JERUSALEM (AFP) – Israeli rescuers on Tuesday pulled a third body from the rubble of a collapsed Tel Aviv building site, as they searched for four construction workers still missing, the army said.

“Rescue forces have extracted an additional body from the building that collapsed yesterday in Tel Aviv,” an army statement said.

Police spokesman Micky Rosenfeld told AFP that “500 police rescuers, army and firefighters are hard at work trying to find the missing.”

“There is no time limit for searches that are concentrated in four areas of the site,” he added.

He said an investigation had been opened to determine responsibility for the accident, but had no details yet.

Prime Minister Benjamin Netanyahu visited the site Monday night to inspect the search operations.

“There are still people trapped; we are making every effort and are not giving up on anyone. We will reach them all,” he said in a statement.

The circumstances of the collapse, which occurred in the Tel Aviv’s Ramat Hahayal high-tech neighbourhood, remain unclear.

Israeli media reported the accident occurred when a floor collapsed during the construction of a four-storey underground parking, with a shopping centre eventually planned to be built on top.

The Yedioth Ahronoth newspaper recalled an article from three years ago in which the leader of the Danya Cebus company which built the car park allegedly said they had decided not to use a construction engineer to supervise the work, instead making do with an architect.
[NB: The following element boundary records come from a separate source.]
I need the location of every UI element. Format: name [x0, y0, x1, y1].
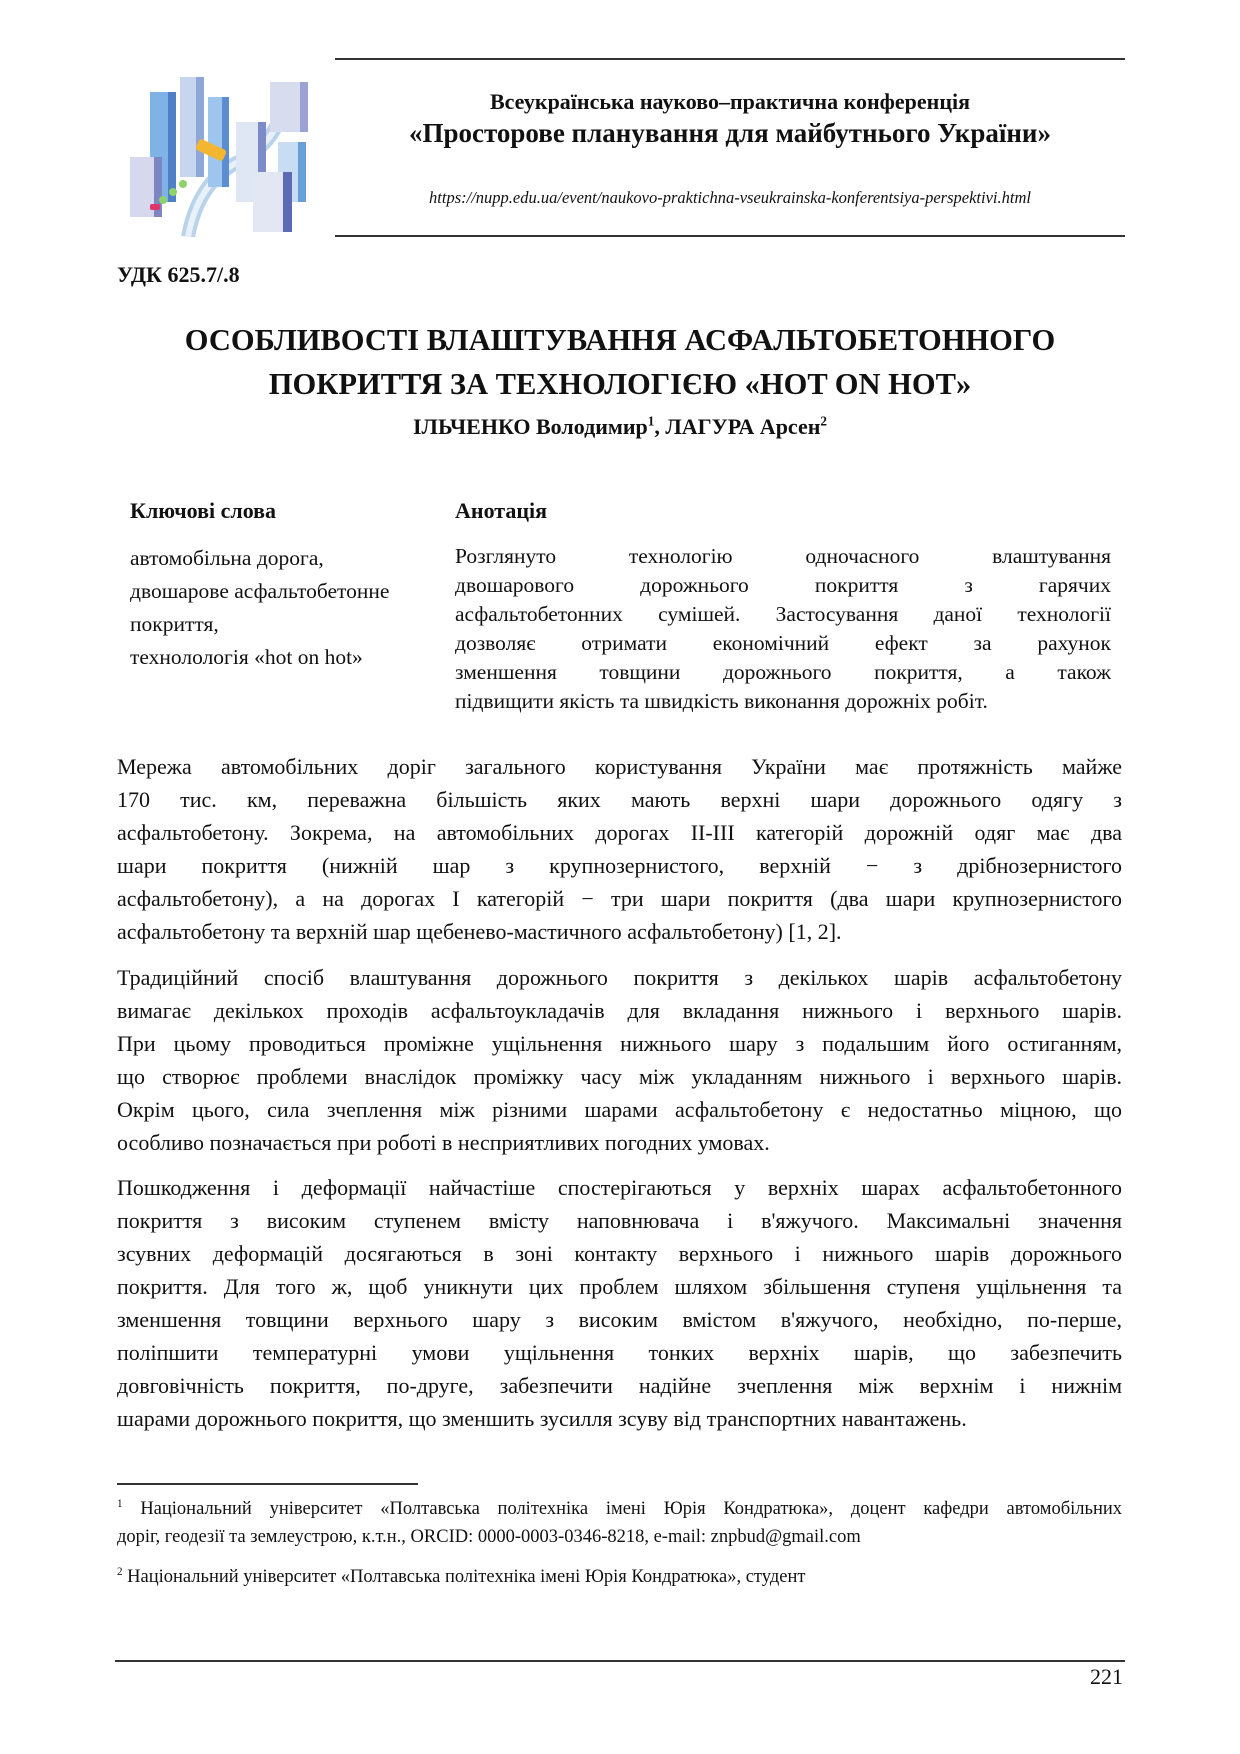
annotation-line: асфальтобетонних сумішей. Застосування даної технології — [455, 602, 1111, 626]
paper-title — [100, 318, 1140, 406]
author-separator: , — [654, 414, 666, 439]
body-paragraph-1 — [117, 750, 1122, 948]
footnote-text: Національний університет «Полтавська політехніка імені Юрія Кондратюка», студент — [127, 1567, 806, 1587]
body-line: поліпшити температурні умови ущільнення тонких верхніх шарів, що забезпечить — [117, 1340, 1122, 1365]
conference-name-line1: Всеукраїнська науково–практична конференція — [489, 89, 971, 114]
footnote-1 — [117, 1495, 1122, 1551]
body-line: особливо позначається при роботі в несприятливих погодних умовах. — [117, 1130, 770, 1155]
footnote-text: Національний університет «Полтавська політехніка імені Юрія Кондратюка», доцент кафедри автомобільних — [140, 1499, 1122, 1519]
body-paragraph-2 — [117, 961, 1122, 1159]
body-line: шари покриття (нижній шар з крупнозернистого, верхній − з дрібнозернистого — [117, 853, 1122, 878]
footnote-separator — [117, 1483, 418, 1485]
authors — [100, 414, 1140, 440]
body-line: Пошкодження і деформації найчастіше спостерігаються у верхніх шарах асфальтобетонного — [117, 1175, 1122, 1200]
body-line: Мережа автомобільних доріг загального користування України має протяжність майже — [117, 754, 1122, 779]
body-line: покриття. Для того ж, щоб уникнути цих проблем шляхом збільшення ступеня ущільнення та — [117, 1274, 1122, 1299]
annotation-line: дозволяє отримати економічний ефект за рахунок — [455, 631, 1111, 655]
author-1: ІЛЬЧЕНКО Володимир — [413, 414, 648, 439]
conference-logo — [128, 62, 323, 237]
conference-name-line2: «Просторове планування для майбутнього України» — [408, 118, 1051, 148]
keyword: автомобільна дорога, — [130, 546, 324, 570]
body-line: зсувних деформацій досягаються в зоні контакту верхнього і нижнього шарів дорожнього — [117, 1241, 1122, 1266]
body-line: 170 тис. км, переважна більшість яких мають верхні шари дорожнього одягу з — [117, 787, 1122, 812]
footnote-2 — [117, 1563, 1122, 1591]
body-line: асфальтобетону. Зокрема, на автомобільних дорогах ІІ-ІІІ категорій дорожній одяг має два — [117, 820, 1122, 845]
body-line: що створює проблеми внаслідок проміжку часу між укладанням нижнього і верхнього шарів. — [117, 1064, 1122, 1089]
footnote-text: доріг, геодезії та землеустрою, к.т.н., ORCID: 0000-0003-0346-8218, e-mail: znpbud@gmail.com — [117, 1527, 861, 1547]
title-line: ОСОБЛИВОСТІ ВЛАШТУВАННЯ АСФАЛЬТОБЕТОННОГО — [184, 323, 1056, 357]
body-line: Традиційний спосіб влаштування дорожнього покриття з декількох шарів асфальтобетону — [117, 965, 1122, 990]
annotation-text — [455, 542, 1111, 716]
keywords-heading: Ключові слова — [130, 498, 277, 523]
author-2: ЛАГУРА Арсен — [665, 414, 821, 439]
body-line: шарами дорожнього покриття, що зменшить зусилля зсуву від транспортних навантажень. — [117, 1406, 967, 1431]
footnote-mark: 2 — [117, 1565, 123, 1578]
city-illustration-logo-icon — [128, 62, 323, 237]
keyword: покриття, — [130, 612, 219, 636]
header-bottom-rule — [335, 235, 1125, 237]
title-line: ПОКРИТТЯ ЗА ТЕХНОЛОГІЄЮ «HOT ON HOT» — [268, 367, 972, 401]
body-line: довговічність покриття, по-друге, забезпечити надійне зчеплення між верхнім і нижнім — [117, 1373, 1122, 1398]
conference-url[interactable]: https://nupp.edu.ua/event/naukovo-praktichna-vseukrainska-konferentsiya-perspektivi.html — [429, 188, 1031, 207]
body-line: покриття з високим ступенем вмісту наповнювача і в'яжучого. Максимальні значення — [117, 1208, 1122, 1233]
body-line: асфальтобетону), а на дорогах І категорій − три шари покриття (два шари крупнозернистого — [117, 886, 1122, 911]
annotation-line: підвищити якість та швидкість виконання дорожніх робіт. — [455, 689, 988, 713]
keyword: технолологія «hot on hot» — [130, 645, 363, 669]
body-line: зменшення товщини верхнього шару з високим вмістом в'яжучого, необхідно, по-перше, — [117, 1307, 1122, 1332]
body-line: асфальтобетону та верхній шар щебенево-мастичного асфальтобетону) [1, 2]. — [117, 919, 842, 944]
annotation-heading: Анотація — [455, 498, 548, 523]
header-top-rule — [335, 58, 1125, 60]
body-line: Окрім цього, сила зчеплення між різними шарами асфальтобетону є недостатньо міцною, що — [117, 1097, 1122, 1122]
author-2-footnote-mark: 2 — [820, 413, 827, 429]
body-line: вимагає декількох проходів асфальтоукладачів для вкладання нижнього і верхнього шарів. — [117, 998, 1122, 1023]
footer-rule — [115, 1660, 1125, 1662]
footnote-mark: 1 — [117, 1497, 123, 1510]
body-line: При цьому проводиться проміжне ущільнення нижнього шару з подальшим його остиганням, — [117, 1031, 1122, 1056]
author-1-footnote-mark: 1 — [647, 413, 655, 429]
body-paragraph-3 — [117, 1171, 1122, 1435]
keywords-list — [130, 542, 389, 674]
udk-code: УДК 625.7/.8 — [117, 262, 240, 287]
keyword: двошарове асфальтобетонне — [130, 579, 390, 603]
annotation-line: зменшення товщини дорожнього покриття, а також — [455, 660, 1111, 684]
annotation-line: двошарового дорожнього покриття з гарячих — [455, 573, 1111, 597]
annotation-line: Розглянуто технологію одночасного влаштування — [455, 544, 1111, 568]
page-number: 221 — [1090, 1664, 1123, 1689]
The Maariv daily denounced what it described as safety failings at construction sites, saying 230 people had been killed on them in Israel in the past five years.
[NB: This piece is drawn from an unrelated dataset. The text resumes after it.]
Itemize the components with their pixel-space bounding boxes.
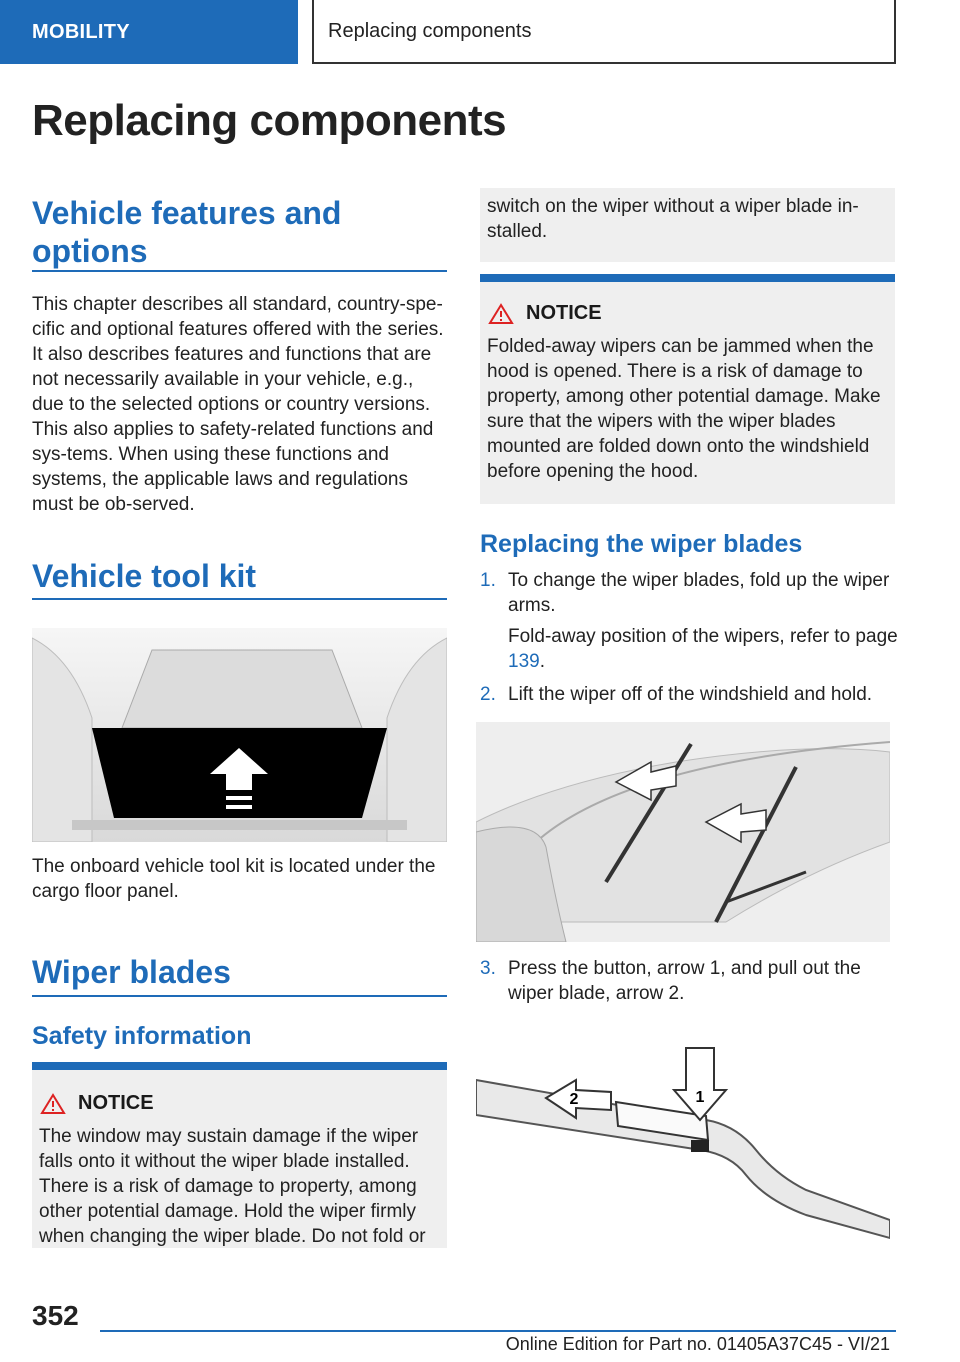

Israel has seen a high number of construction accidents in comparison to the developed world.

Haaretz newspaper reported in May that 480 people were killed in construction accidents between 2000 and 2015, citing a survey placing Israel third from the bottom in a list that included the United States and 20 European nations.

Police reported 28 people have been killed on construction sites since the beginning of 2016.